Buying a house is a big commitment, so before you start house hunting and comparing mortgage rates, take the time to examine your current situation and how it could change in the future.


 

TIP 1: Ask yourself:


  • Are you planning on any major life changes, like changing jobs or starting a family, in the next few years that could impact your financial situation?

  • Can you commit to staying in a home for at least five years?

  • Do you have a stable income?

  • Are you confident you can handle house repairs (or can take the time to learn), or are you willing to pay a specialist when something breaks?



TIP 2: ARE YOU BUYING IN CASH OR LOAN ?


Loan Type


A mortgage's type depends on if a government agency or private investors are involved, as well as the amount of the loan.


FHA loans are the easiest to qualify for. They require a low down payment and FICO® score, but they can cost more over time because they require you to pay a fee called mortgage insurance. You can get an FHA loan from any FHA-approved lender. These loans are insured by the Federal Housing Administration (FHA), which just means that the FHA protects lenders against loss from homeowners who default on their loans.

Conventional loans are a bit harder to qualify for, but they typically cost less over time than an FHA loan. You can avoid paying private mortgage insurance if your down payment is 20% or more. This can save you hundreds of dollars on your monthly mortgage payment.

VA loans are exclusively for veterans, eligible surviving spouses and active-duty service members. VA loans offer the opportunity to buy a home with no down payment or private mortgage insurance.


Rate Type


There are two kinds of mortgage rates – fixed and adjustable – and you can pick the type of rate that matches your goals. You can see our current interest rates here.

A fixed-rate mortgage will stay the same for the life of your loan. This option keeps your month-to-month mortgage payment consistent and predictable. This is a great option for homeowners who plan to stay in their new home for a long time and want a regular payment to budget around.

An adjustable-rate mortgage will stay the same for the first 5, 7 or 10 years of the loan. Then, your rates will adjust up or down once per year depending on market conditions. An adjustable-rate mortgage offers the opportunity to get the lowest rate possible and is a good choice for homeowners who plan on moving or refinancing before the initial fixed-rate period ends.


Term


The term is the length of the loan. Most fixed-rate mortgages have 30- or 15-year terms, although you can choose any term from 8 to 30 years with a Quicken Loans YOURgage. Adjustable rate mortgages typically have a 30-year term.

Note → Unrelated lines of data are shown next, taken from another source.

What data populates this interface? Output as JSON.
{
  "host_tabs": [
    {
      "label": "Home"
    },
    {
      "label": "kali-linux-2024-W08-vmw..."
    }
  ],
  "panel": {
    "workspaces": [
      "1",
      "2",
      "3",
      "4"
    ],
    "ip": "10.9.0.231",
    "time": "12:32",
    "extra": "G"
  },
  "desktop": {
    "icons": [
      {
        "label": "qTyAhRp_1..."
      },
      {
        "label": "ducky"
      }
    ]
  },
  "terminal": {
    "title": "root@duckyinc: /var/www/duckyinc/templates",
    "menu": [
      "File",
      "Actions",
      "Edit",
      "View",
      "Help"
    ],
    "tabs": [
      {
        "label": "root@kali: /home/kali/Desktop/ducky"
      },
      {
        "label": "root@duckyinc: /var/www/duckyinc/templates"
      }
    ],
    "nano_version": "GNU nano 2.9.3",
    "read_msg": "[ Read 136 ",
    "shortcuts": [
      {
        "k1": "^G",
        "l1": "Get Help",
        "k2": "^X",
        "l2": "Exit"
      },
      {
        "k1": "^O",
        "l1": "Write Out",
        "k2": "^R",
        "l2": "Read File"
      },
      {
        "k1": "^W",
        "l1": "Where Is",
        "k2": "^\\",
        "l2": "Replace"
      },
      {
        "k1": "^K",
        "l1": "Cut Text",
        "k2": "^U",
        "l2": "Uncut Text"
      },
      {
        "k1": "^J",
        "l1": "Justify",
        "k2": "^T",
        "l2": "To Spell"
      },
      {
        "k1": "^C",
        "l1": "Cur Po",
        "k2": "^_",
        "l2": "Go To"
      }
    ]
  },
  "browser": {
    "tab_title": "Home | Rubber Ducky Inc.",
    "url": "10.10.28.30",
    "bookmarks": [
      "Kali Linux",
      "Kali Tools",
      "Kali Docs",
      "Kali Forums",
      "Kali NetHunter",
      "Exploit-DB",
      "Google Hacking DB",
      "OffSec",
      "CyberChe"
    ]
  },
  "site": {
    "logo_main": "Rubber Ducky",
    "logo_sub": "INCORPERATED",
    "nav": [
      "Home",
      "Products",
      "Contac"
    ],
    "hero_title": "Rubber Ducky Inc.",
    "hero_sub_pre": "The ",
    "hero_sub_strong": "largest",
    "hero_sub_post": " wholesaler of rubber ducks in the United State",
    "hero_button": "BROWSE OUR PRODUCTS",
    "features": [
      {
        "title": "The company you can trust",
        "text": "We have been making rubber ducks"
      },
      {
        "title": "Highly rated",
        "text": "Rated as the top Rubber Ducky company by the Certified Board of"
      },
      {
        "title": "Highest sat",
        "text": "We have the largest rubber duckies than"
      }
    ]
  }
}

Tip 3: Getting a Mortgage Approval Shows What You Can Afford

Getting approved first has a few advantages:  

  • You and your real estate agent will understand what you can afford so you don't waste time looking at homes outside your budget.  

  • You'll be in the best position to make a strong offer on a house because the seller will know a lender already verified your finances.  

  • After your offer is accepted, you're less likely to run into surprises that could slow down closing the loan.  

Keep in mind an approval is just the start of getting a mortgage. Once you find a house and make an offer, the house will need to pass inspections and be appraised by a third-party. Your approval amount could also change if your financial situation changes.  


What Lenders Review


Mortgage lenders typically look at three criteria when deciding on how much you can borrow: your assets, your income and your credit.


Your Assets


Assets are items you own that could be turned into cash should the need arise. They include things like checking and savings accounts, stocks, real estate, personal property and more. Lenders review your assets to make sure you have some money set aside to make your mortgage payments after closing.


Your Income


Lenders review your income to ensure you can afford a monthly mortgage payment. They'll also check your debt-to-income (DTI) ratio to make sure that the amount of debt you have doesn't offset your income too much. Typically, a mortgage company will want to see you have a DTI below 50%.


Your Credit


Having good credit can help you qualify for a better interest rate because you've shown you're a responsible borrower. Some mortgage lenders have minimum FICO® score requirements.  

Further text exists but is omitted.